I have this grammar which is supposed to generate java byte code out of java code. I know this warning has been addressed before in many questions but I couldn't find a problem similar to mine. it displays out this warning for this two rules in particular:

statement_list: 
    {
        $<stmt_type>$.next = $<stmt_type>0.next;
    }
     statement 
    | 
    {
        $<stmt_type>$.next = strdup(genLabel().c_str());    //generate label for statement and assign it to statement list next
    }
    statement_list 
    {
        $<stmt_type>$.next = $<stmt_type>0.next;
        fout<<$<stmt_type>1.next<<":"<<endl;    //mark statement with statement list next label
    }
    statement 
    ;

and this one

b_expression:
expression RELA_OP expression       
    {$$ = $<bexpr_type>0;relaCast(string($2),$$.nTrue,$$.nFalse);}
|{/* addding some strings to this action */ } b_expression BOOL_OP b_expression

I need here to mark every statement with its next before parsing it to use it in code generation. when I remove the semantic actions from statement_list its error goes away, but I didn't try the same for b_expression.

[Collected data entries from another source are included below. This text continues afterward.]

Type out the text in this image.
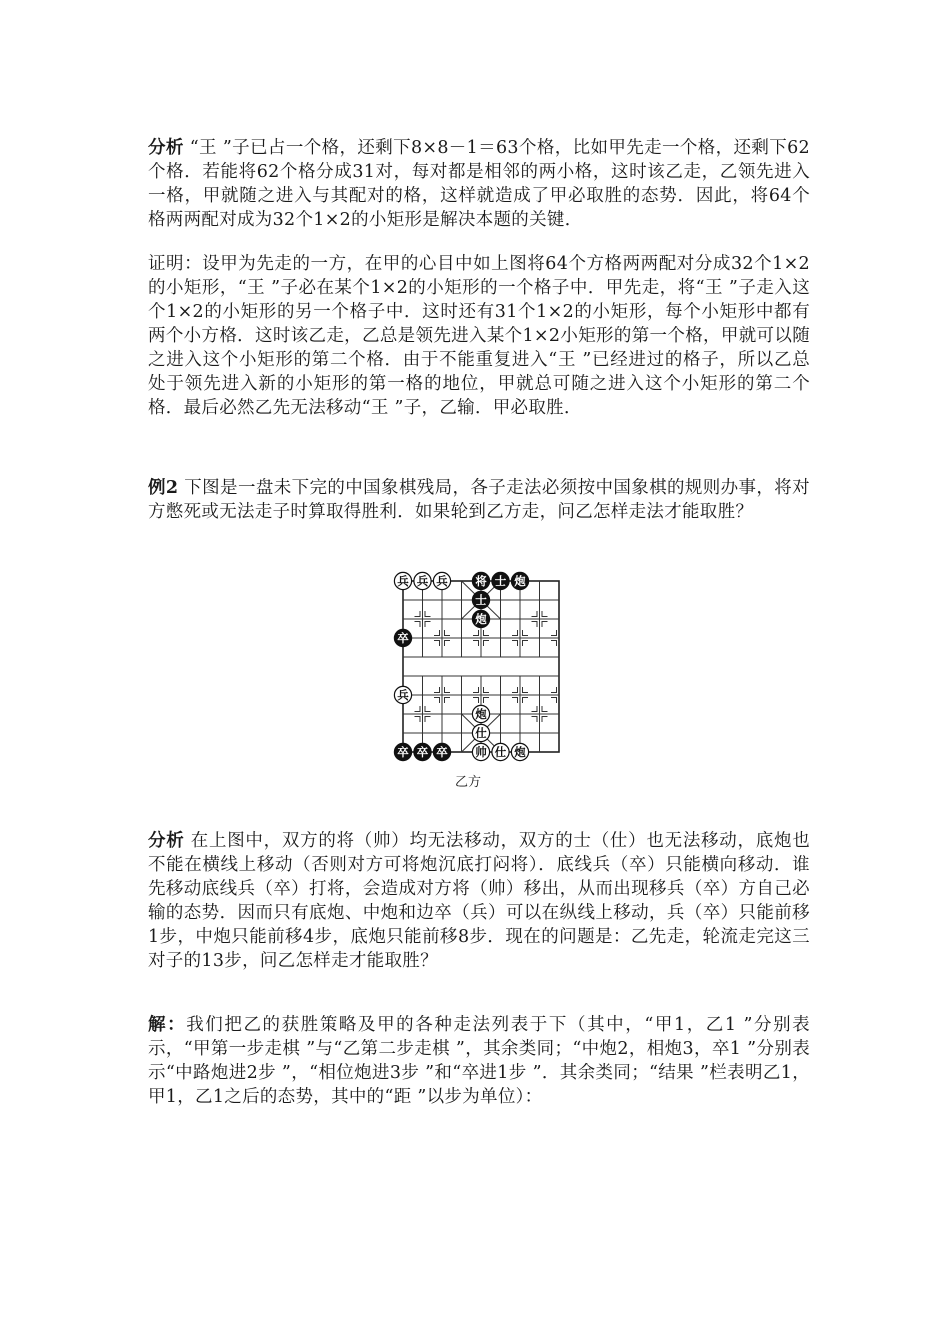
分析 “王 ”子已占一个格，还剩下8×8－1＝63个格，比如甲先走一个格，还剩下62个格．若能将62个格分成31对，每对都是相邻的两小格，这时该乙走，乙领先进入一格，甲就随之进入与其配对的格，这样就造成了甲必取胜的态势．因此，将64个格两两配对成为32个1×2的小矩形是解决本题的关键．

证明：设甲为先走的一方，在甲的心目中如上图将64个方格两两配对分成32个1×2的小矩形，“王 ”子必在某个1×2的小矩形的一个格子中．甲先走，将“王 ”子走入这个1×2的小矩形的另一个格子中．这时还有31个1×2的小矩形，每个小矩形中都有两个小方格．这时该乙走，乙总是领先进入某个1×2小矩形的第一个格，甲就可以随之进入这个小矩形的第二个格．由于不能重复进入“王 ”已经进过的格子，所以乙总处于领先进入新的小矩形的第一格的地位，甲就总可随之进入这个小矩形的第二个格．最后必然乙先无法移动“王 ”子，乙输．甲必取胜．

例2 下图是一盘未下完的中国象棋残局，各子走法必须按中国象棋的规则办事，将对方憋死或无法走子时算取得胜利．如果轮到乙方走，问乙怎样走法才能取胜？

兵 兵 兵 将 士 炮
士
炮
卒
兵
炮
仕
卒 卒 卒 帅 仕 炮
乙方

分析 在上图中，双方的将（帅）均无法移动，双方的士（仕）也无法移动，底炮也不能在横线上移动（否则对方可将炮沉底打闷将）．底线兵（卒）只能横向移动．谁先移动底线兵（卒）打将，会造成对方将（帅）移出，从而出现移兵（卒）方自己必输的态势．因而只有底炮、中炮和边卒（兵）可以在纵线上移动，兵（卒）只能前移1步，中炮只能前移4步，底炮只能前移8步．现在的问题是：乙先走，轮流走完这三对子的13步，问乙怎样走才能取胜？

解：我们把乙的获胜策略及甲的各种走法列表于下（其中，“甲1，乙1 ”分别表示，“甲第一步走棋 ”与“乙第二步走棋 ”，其余类同；“中炮2，相炮3，卒1 ”分别表示“中路炮进2步 ”，“相位炮进3步 ”和“卒进1步 ”．其余类同；“结果 ”栏表明乙1，甲1，乙1之后的态势，其中的“距 ”以步为单位）：
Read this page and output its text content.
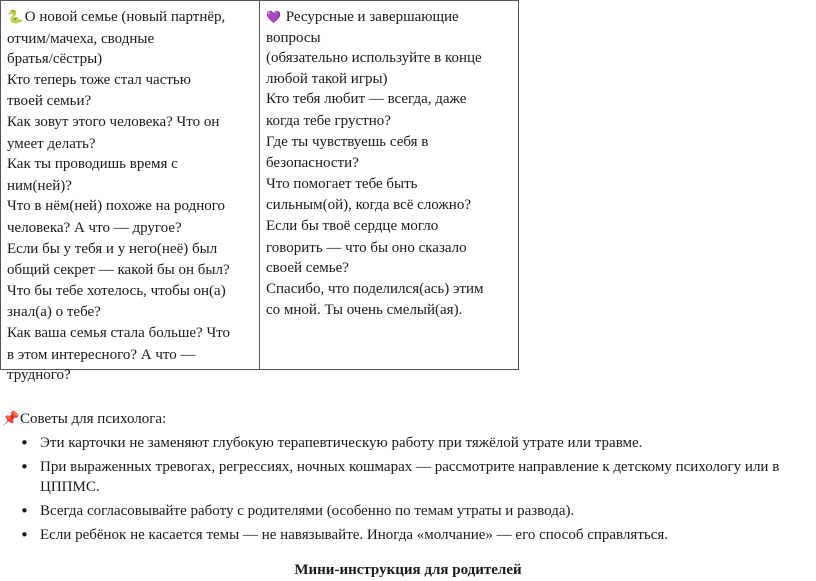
🐍 О новой семье (новый партнёр,
отчим/мачеха, сводные
братья/сёстры)
Кто теперь тоже стал частью
твоей семьи?
Как зовут этого человека? Что он
умеет делать?
Как ты проводишь время с
ним(ней)?
Что в нём(ней) похоже на родного
человека? А что — другое?
Если бы у тебя и у него(неё) был
общий секрет — какой бы он был?
Что бы тебе хотелось, чтобы он(а)
знал(а) о тебе?
Как ваша семья стала больше? Что
в этом интересного? А что —
трудного?
💜 Ресурсные и завершающие
вопросы
(обязательно используйте в конце
любой такой игры)
Кто тебя любит — всегда, даже
когда тебе грустно?
Где ты чувствуешь себя в
безопасности?
Что помогает тебе быть
сильным(ой), когда всё сложно?
Если бы твоё сердце могло
говорить — что бы оно сказало
своей семье?
Спасибо, что поделился(ась) этим
со мной. Ты очень смелый(ая).
📌Советы для психолога:
• Эти карточки не заменяют глубокую терапевтическую работу при тяжёлой утрате или травме.
• При выраженных тревогах, регрессиях, ночных кошмарах — рассмотрите направление к детскому психологу или в
ЦППМС.
• Всегда согласовывайте работу с родителями (особенно по темам утраты и развода).
• Если ребёнок не касается темы — не навязывайте. Иногда «молчание» — его способ справляться.
Мини-инструкция для родителей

Bison only looks ahead 1 token to decide which production to apply. Your two productions for statement both have code blocks before the parser has read any tokens to know which production is going to apply.

If you're generating assembly-like stack code with labels directly in your yacc rules, you usually use something like:

if_statement: IF condition {
                      $$ = gen_label();
                      gen_code(JUMP_FALSE, $$); }
              THEN block {
                      $$ = gen_label();
                      gen_code(JUMP, $$);
                      gen_code(LABEL, $3); }
              ELSE block {
                      gen_code(LABEL, $6); }

while_statement: WHILE { gen_code(LABEL, $$ = gen_label()); }
                 condition { gen_code(JUMP_FALSE, $$ = gen_label); }
                 block { gen_code(JUMP, $2); gen_code(LABEL, $4); }

If you're generating byte-code directly, you don't have 'labels' as such -- when you generate a forward branch you remember the spot in the bytecode where the target offset should go and when you get to the spot where you would output the label, you backpatch the branch to jump to the current location.